The Maldives receive around 300 000 international visitors annually, predominantly from Europe (Germany, Italy and the UK), but other important source markets are Japan, Australia, India and South Africa. The North American market is in its infancy for the Maldives but holds considerable potential.
The prime tourism resource of the islands is the pristine marine environment where the quality of the coral reefs and marine life is unrivalled anywhere in the world. The majority of visitors arrive in the Maldives to experience this marine environment. It is imperative that tourism development in the Maldives does not threaten the marine environment. Although global warming and rising sea temperatures have affected the coral, these events are outside the control of the islands themselves.

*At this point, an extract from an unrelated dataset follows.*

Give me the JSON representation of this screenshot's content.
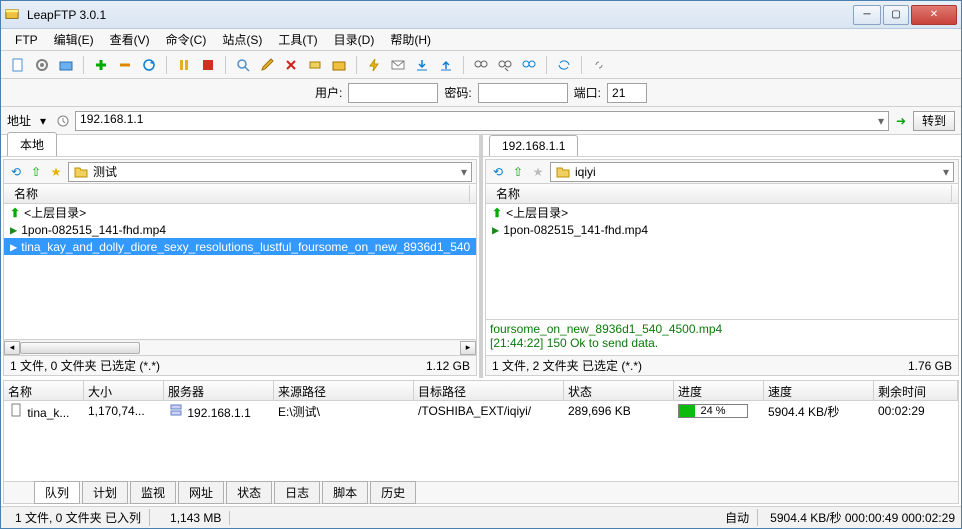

The capital, Male, is a small town with a few shops and restaurants, but little to attract the visitor, although it contains two-thirds of the population of the Maldives. Moreover, it is the gateway to the islands through Hulhule International Airport.
The Ministry of Tourism oversees tourism development and regulates the resorts. In the late 1990s the Maldives Tourism Promotion Board was created to market the islands internationally.
This is definitely an idyllic destination that should not be missed.